For people who can’t tolerate oral iron, who have absorption issues, or whose levels are severely low, intravenous iron infusions deliver iron directly into the bloodstream and bypass the gut entirely. Even with IV iron, full correction of hemoglobin levels still takes roughly two months because the body needs time to build new red blood cells.

Don’t Overlook B12 and Folate

Iron gets most of the attention, but B12 and folate are essential for red blood cell production too. B12 is critical for DNA synthesis in developing blood cells, and a deficiency causes the body to produce abnormally large, dysfunctional red blood cells. This can drop hemoglobin even when iron levels are fine. Folate works alongside B12 in the same process.

B12 deficiency is especially common in people over 50 (who absorb it less efficiently from food), strict vegans, and anyone with digestive conditions affecting the stomach or small intestine. Good sources include meat, fish, eggs, and dairy. Folate is abundant in leafy greens, beans, and fortified grains. If both B12 and folate are low, correcting B12 first is important because replacing folate alone can mask a B12 deficiency while neurological damage progresses silently.

How Long Recovery Takes

Most people notice improved energy within a few weeks of starting treatment, but rebuilding hemoglobin to normal levels generally takes about two months. Your body produces red blood cells continuously, but each new batch takes time to mature and enter circulation. A blood test around the four-week mark should show a measurable rise in hemoglobin if your treatment is working. If it hasn’t budged, that’s a signal to explore whether absorption is the problem, the dose is insufficient, or the underlying cause isn’t iron-related.

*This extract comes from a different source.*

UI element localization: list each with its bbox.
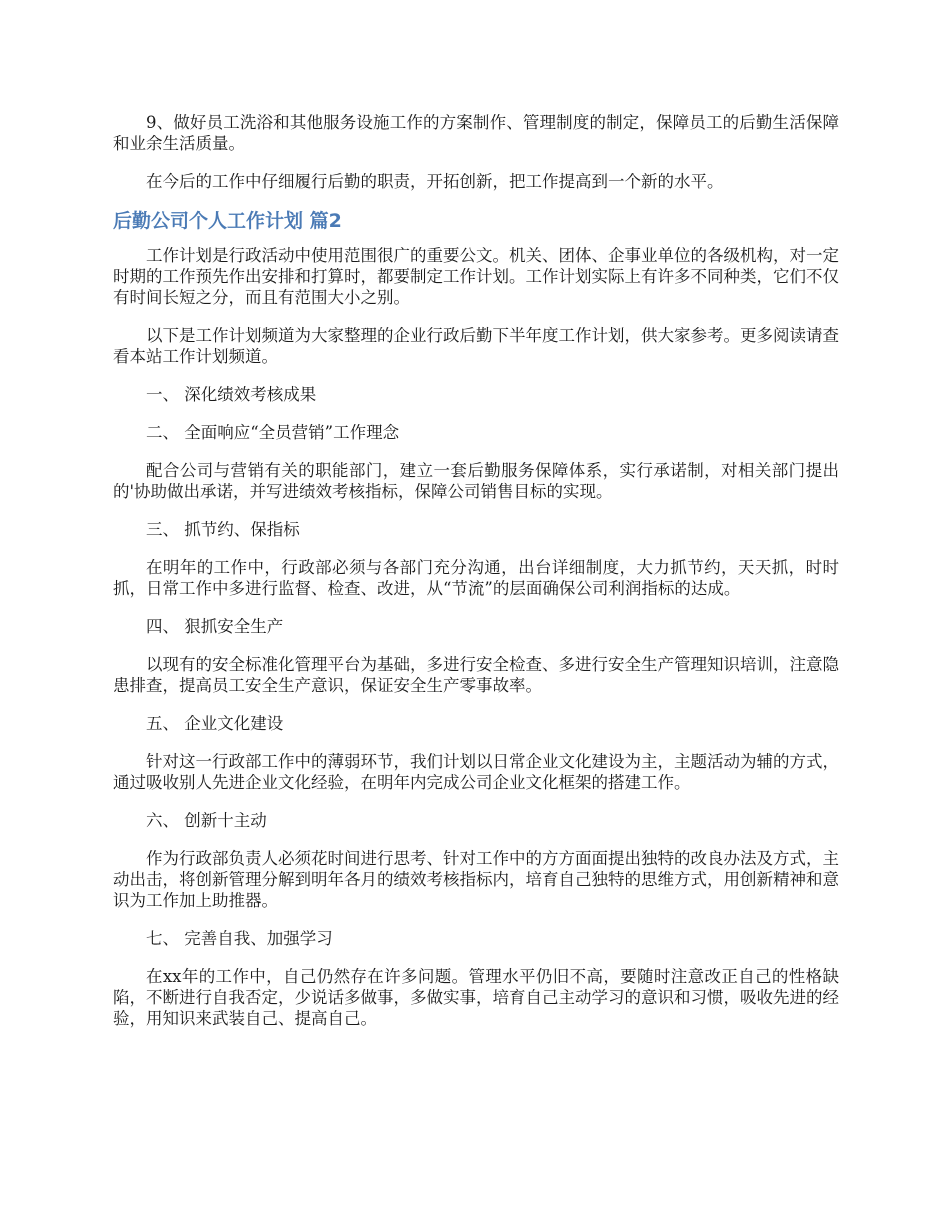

Once your hemoglobin reaches normal range, you’ll typically need to continue supplementation for another few months to fully replenish your iron stores (ferritin). Stopping too early is one of the most common reasons people end up anemic again within a year.

Avoiding Too Much Iron

Iron is one of the few minerals your body has no efficient way to excrete, so excess iron accumulates in tissues. Ferritin levels above 600 can signal iron overload, and levels above 1,000 warrant specialist evaluation. Organ damage from iron overload is rare below 600, but chronically taking high-dose supplements when you don’t need them creates real risk over time. If you’re supplementing, periodic bloodwork to check ferritin keeps you in a safe range. People who already have adequate iron stores should avoid iron supplements and high-dose vitamin C taken alongside iron-rich meals.